Descobrimo-nos no fim que se tratam de seres semelhantes a nós, reveladas de outro modo pela desligação do quotidiano dos mesmos. Humanos apesar de toda a incomunicabilidade e degradação, que tentam sobreviver num mundo em que as velhas respostas já não servem para sossegar as novas inquietações. «Pois as nossas palavras já não correspondem ao mundo. Quando as coisas eram um todo, podíamos confiar nas nossas palavras para nos exprimirem. Mas essas coisas fragmentaram-se aos poucos, rasgaram-se, ruíram num caos. E, no entanto, as nossas palavras permaneceram as mesmas. Não se adaptaram à nova realidade» (p.85).

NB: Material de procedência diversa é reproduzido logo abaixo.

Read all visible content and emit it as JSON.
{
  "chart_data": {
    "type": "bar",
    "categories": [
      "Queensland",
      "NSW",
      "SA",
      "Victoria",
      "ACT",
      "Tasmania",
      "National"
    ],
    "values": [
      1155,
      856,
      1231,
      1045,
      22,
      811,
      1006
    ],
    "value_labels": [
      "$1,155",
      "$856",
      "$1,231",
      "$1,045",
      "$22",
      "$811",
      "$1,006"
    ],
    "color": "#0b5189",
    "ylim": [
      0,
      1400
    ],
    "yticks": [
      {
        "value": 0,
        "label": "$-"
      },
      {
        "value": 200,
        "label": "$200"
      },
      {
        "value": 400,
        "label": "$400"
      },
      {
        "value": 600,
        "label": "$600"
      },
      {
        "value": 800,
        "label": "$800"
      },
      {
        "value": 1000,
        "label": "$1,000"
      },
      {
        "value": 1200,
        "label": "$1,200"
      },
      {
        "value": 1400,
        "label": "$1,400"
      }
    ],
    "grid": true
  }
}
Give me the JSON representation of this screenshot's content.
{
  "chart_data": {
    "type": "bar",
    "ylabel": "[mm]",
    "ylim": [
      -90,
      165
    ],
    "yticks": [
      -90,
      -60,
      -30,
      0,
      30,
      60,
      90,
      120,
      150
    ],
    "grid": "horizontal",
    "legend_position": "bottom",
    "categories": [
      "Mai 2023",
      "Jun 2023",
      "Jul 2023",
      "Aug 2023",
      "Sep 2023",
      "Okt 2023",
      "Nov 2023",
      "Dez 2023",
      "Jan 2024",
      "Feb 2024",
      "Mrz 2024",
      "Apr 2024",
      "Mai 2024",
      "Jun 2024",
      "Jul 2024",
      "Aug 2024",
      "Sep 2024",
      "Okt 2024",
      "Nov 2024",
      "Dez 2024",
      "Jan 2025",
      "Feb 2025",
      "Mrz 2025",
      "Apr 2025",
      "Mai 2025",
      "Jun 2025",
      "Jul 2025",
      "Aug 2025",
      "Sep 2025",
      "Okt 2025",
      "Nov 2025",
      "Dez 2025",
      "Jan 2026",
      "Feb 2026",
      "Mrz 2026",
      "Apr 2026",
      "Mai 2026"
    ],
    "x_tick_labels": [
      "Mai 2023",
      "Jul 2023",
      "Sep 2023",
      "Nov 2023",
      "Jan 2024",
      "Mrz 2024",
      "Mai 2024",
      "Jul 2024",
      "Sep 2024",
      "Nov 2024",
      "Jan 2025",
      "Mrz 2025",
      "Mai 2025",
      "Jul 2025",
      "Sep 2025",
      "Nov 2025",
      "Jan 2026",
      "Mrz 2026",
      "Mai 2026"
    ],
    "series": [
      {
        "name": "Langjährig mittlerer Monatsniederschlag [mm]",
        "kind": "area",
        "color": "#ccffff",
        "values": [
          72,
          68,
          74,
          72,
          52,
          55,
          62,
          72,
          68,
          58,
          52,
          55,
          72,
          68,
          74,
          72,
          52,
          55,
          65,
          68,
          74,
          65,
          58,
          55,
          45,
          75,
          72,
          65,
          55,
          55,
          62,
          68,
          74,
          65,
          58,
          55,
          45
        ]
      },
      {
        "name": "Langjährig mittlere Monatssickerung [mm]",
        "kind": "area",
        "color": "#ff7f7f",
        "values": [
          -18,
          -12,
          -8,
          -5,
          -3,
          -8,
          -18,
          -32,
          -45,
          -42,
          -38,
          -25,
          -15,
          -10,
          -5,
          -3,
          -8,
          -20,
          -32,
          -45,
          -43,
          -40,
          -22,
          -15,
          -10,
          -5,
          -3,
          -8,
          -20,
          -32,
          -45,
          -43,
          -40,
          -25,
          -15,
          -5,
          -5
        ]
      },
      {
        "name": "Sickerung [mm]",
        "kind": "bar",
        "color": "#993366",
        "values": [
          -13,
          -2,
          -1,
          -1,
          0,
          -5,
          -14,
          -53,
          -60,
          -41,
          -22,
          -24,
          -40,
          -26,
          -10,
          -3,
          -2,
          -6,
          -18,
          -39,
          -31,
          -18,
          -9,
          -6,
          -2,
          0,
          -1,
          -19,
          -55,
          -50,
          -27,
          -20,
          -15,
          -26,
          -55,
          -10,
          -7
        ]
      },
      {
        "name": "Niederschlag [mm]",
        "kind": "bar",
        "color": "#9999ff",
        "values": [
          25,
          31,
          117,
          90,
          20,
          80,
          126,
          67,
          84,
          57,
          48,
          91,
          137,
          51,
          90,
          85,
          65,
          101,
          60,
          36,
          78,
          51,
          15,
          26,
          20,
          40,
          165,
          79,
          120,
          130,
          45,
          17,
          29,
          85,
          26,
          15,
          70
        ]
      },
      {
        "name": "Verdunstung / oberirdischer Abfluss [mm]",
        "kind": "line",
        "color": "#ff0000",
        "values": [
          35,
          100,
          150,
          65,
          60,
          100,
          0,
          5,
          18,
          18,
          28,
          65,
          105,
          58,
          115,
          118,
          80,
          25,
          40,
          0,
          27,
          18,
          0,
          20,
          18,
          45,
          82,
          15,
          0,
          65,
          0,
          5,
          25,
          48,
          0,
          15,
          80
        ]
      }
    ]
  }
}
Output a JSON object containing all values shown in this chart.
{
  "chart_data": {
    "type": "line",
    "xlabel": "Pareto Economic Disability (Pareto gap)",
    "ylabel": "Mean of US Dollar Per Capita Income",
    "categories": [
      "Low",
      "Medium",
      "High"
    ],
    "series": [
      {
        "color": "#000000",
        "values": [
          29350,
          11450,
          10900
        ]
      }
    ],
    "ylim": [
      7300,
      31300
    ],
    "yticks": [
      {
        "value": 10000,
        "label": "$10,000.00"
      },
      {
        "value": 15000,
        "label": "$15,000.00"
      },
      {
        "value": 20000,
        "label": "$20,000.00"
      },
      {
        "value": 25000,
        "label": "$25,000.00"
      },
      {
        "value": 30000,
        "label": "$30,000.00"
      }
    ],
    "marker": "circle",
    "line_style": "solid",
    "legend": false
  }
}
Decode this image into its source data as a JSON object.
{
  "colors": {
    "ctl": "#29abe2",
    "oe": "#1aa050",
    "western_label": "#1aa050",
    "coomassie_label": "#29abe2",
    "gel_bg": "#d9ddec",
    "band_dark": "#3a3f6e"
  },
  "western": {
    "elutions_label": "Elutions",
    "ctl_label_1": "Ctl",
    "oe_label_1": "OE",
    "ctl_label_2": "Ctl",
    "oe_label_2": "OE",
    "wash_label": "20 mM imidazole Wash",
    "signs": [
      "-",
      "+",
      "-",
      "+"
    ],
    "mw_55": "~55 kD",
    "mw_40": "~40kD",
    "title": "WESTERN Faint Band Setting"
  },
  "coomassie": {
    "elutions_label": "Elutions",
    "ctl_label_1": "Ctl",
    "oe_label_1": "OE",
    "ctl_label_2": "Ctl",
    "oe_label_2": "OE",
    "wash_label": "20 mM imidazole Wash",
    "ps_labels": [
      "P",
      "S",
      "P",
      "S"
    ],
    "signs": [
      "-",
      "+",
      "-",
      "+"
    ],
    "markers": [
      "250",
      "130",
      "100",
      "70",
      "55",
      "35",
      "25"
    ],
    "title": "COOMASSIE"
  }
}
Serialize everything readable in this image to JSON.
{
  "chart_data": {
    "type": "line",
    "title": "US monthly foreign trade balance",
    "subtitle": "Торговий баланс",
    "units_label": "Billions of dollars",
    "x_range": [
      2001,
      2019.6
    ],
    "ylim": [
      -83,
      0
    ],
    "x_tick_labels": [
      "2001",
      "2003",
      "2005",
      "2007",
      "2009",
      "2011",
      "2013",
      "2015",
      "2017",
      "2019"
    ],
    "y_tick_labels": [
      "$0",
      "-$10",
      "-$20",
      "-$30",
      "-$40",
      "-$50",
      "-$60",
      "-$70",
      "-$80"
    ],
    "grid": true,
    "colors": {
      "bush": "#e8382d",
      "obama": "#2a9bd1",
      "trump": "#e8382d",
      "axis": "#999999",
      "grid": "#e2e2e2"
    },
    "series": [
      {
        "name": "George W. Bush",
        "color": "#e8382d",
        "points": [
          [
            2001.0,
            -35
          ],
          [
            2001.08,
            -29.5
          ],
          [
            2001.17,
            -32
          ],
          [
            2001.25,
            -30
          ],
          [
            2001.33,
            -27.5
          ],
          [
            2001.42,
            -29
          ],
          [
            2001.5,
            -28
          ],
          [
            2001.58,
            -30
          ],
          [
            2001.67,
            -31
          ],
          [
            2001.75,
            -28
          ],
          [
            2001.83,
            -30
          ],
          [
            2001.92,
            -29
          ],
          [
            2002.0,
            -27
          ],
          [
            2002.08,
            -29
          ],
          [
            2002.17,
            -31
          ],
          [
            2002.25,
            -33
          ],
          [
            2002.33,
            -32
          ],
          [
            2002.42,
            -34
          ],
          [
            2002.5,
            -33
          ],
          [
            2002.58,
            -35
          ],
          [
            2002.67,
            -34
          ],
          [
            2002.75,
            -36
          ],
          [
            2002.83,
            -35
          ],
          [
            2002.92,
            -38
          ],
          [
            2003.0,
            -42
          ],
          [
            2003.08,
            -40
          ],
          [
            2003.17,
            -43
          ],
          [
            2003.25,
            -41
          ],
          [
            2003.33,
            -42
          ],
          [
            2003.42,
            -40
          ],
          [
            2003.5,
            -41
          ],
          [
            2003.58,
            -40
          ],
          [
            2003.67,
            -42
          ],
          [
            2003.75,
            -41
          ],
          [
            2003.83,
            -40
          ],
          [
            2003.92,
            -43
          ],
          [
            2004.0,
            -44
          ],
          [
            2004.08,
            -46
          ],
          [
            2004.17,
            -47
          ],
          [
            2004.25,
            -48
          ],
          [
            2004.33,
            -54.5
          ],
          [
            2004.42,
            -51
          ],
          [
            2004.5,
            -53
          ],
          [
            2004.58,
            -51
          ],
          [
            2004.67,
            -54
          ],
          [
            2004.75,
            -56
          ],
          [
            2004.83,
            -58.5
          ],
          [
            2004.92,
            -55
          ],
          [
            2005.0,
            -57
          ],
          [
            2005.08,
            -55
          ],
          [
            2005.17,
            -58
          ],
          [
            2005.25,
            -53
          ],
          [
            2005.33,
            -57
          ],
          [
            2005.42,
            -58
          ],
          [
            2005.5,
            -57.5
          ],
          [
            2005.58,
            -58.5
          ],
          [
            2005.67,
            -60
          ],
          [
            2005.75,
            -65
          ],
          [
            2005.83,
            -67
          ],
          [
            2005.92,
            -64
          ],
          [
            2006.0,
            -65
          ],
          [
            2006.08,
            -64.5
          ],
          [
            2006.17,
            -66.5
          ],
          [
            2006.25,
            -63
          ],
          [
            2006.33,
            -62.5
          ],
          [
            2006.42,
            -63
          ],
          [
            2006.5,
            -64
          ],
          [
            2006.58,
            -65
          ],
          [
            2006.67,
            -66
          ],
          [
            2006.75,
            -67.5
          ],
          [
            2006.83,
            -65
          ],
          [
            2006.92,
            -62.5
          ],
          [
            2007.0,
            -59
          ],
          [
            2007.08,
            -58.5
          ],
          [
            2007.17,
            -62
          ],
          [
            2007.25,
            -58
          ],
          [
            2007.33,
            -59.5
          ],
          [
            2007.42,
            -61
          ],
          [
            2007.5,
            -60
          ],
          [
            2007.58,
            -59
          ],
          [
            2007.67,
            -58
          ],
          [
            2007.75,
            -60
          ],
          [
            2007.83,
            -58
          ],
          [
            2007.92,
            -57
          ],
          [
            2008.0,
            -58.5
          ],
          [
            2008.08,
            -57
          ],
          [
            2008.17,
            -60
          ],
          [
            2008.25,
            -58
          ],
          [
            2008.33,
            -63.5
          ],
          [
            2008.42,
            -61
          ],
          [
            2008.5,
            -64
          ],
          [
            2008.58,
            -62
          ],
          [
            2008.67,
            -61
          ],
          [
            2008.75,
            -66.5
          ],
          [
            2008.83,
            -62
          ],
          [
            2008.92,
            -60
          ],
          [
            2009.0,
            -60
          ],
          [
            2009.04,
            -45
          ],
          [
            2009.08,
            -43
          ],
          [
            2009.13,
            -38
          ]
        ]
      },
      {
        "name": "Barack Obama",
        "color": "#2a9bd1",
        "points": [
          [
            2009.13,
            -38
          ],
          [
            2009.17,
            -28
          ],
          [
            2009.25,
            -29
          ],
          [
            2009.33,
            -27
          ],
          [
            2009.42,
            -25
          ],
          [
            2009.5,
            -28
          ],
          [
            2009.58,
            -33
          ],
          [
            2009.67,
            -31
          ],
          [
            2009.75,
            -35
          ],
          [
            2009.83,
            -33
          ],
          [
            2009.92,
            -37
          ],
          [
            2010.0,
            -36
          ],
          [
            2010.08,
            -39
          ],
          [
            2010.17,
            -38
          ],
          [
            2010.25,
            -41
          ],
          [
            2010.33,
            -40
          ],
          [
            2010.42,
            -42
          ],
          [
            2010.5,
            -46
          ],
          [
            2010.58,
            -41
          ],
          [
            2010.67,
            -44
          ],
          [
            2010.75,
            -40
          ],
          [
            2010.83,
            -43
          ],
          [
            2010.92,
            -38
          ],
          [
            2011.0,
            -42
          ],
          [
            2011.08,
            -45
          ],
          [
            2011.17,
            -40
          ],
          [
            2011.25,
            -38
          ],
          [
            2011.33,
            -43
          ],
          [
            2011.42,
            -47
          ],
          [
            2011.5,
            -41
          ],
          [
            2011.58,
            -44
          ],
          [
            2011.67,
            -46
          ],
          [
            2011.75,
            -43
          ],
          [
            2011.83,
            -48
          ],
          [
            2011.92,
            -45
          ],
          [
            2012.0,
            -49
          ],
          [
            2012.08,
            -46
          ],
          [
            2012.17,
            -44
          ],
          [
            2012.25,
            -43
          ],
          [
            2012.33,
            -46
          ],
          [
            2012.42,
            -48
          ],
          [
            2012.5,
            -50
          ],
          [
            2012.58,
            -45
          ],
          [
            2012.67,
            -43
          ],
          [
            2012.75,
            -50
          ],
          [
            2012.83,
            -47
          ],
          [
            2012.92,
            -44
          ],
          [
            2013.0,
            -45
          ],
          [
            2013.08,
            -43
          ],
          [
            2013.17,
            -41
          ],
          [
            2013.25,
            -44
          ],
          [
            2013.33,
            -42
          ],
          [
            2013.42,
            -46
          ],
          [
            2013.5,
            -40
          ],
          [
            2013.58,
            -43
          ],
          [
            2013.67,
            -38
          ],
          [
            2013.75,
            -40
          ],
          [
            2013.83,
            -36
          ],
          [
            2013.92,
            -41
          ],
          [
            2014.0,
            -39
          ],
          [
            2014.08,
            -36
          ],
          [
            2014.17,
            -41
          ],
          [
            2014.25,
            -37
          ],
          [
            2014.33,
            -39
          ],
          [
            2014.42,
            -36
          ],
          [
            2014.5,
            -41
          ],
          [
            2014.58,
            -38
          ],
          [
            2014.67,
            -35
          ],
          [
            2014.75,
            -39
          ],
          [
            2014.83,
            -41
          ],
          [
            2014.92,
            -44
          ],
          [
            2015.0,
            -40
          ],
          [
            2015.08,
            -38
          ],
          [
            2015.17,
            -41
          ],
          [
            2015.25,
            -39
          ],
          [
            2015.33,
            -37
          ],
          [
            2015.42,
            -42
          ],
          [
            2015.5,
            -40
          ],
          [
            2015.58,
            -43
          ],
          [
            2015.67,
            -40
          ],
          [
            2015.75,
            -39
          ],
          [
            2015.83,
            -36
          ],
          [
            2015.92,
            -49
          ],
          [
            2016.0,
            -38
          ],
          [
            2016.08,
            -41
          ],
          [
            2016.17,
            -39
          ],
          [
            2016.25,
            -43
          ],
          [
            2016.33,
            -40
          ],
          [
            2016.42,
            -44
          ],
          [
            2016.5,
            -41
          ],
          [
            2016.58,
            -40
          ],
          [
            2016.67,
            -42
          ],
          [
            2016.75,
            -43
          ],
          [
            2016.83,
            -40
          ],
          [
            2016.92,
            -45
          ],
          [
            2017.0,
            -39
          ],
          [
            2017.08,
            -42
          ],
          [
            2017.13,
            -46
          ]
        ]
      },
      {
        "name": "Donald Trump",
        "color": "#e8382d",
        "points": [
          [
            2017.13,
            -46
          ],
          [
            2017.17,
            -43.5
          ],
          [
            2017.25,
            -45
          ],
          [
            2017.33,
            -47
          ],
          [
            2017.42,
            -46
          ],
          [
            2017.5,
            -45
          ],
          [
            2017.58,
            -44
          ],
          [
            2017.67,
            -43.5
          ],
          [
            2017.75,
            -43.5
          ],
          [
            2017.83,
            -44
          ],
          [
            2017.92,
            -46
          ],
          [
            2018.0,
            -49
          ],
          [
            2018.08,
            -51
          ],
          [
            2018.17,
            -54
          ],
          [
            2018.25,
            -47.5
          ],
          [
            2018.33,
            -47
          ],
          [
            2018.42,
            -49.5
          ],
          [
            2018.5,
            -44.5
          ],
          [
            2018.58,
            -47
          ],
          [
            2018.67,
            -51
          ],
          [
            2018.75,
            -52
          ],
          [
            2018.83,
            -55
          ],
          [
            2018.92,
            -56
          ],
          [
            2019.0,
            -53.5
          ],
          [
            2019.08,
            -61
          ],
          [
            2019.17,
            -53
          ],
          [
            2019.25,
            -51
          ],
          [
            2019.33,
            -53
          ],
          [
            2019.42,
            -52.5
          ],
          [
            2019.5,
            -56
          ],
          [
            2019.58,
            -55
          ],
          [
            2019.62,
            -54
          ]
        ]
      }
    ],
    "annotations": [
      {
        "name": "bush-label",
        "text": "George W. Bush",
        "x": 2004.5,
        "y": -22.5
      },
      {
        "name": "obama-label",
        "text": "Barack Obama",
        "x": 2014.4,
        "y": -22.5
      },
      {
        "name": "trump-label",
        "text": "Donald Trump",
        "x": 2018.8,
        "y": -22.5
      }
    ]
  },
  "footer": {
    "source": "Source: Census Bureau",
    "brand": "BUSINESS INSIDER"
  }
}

Das histórias que compõem a trilogia, a que mais me tocou foi a que se intitula «O Quarto Fechado», narrada por um homem que se ocupa da mulher e obra de um amigo de infância enigmaticamente desaparecido. Gostei particularmente da cena de sexo entre o narrador e a mãe do amigo ausente, pela crueza da descrição: «Embora eu estivesse embriagado, não estava assim tão aturdido que não soubesse o que fazer. Mas nem a culpa foi suficiente para me deter. Este momento acabará por passar, dizia-me a mim próprio, e ninguém sairá magoado. Não tem nada a ver com a minha vida, não tem nada a ver com Sophie. Mas nessa altura, enquanto aquilo acontecia, descobri que era mais do que isto. O facto é que eu estava a gostar de foder a mãe de Fanshawe - mas de um modo que não tinha nada a ver com prazer. Eu estava consumido, e pela primeira vez na minha vida não encontrei nenhuma ternura dentro de mim. Estava a foder movido pelo ódio, e estava a transformar aquilo num acto de violência, dilacerando esta mulher como se quissesse pulverizá-la. Eu tinha penetrado na minha própria escuridão, e foi ali que aprendi a coisa mais terrível de todas: que o desejo sexual também pode ser o desejo de matar, que chega uma altura em que é possível escolhermos a morte em detrimento da vida» (p.271).
Mais do que seres de luz e razão como pretendiam os iluministas, somos também seres de sombras movidos por teias irracionais que nos arrastam até à perdição, e é no sexo que podemos vislumbrar a nossa fatal inclinação para a perda, a rendição total numa petit mort, que poderá ser também a única possibilidade de entrega. Somos mais consumidos do que livres consumidores e é geralmente nas acções que julgamos despropositadas que um sentido e nós próprios encontramos uma forma de fuga para outras possibilidades desacorrentadas da obrigação da racionalidade. Trilogia de Nova Iorque fala de tudo isto e muito mais, é uma espécie de policial pós-existencialista que nos arrepia não pelo crime mas pelo castigo que é cumprido pelo próprio carrasco. Os seus personagens colaram-se à minha pele durante várias semanas em que não pude deixar de perceber o apelo do abismo - popularmente chamado de vertigem.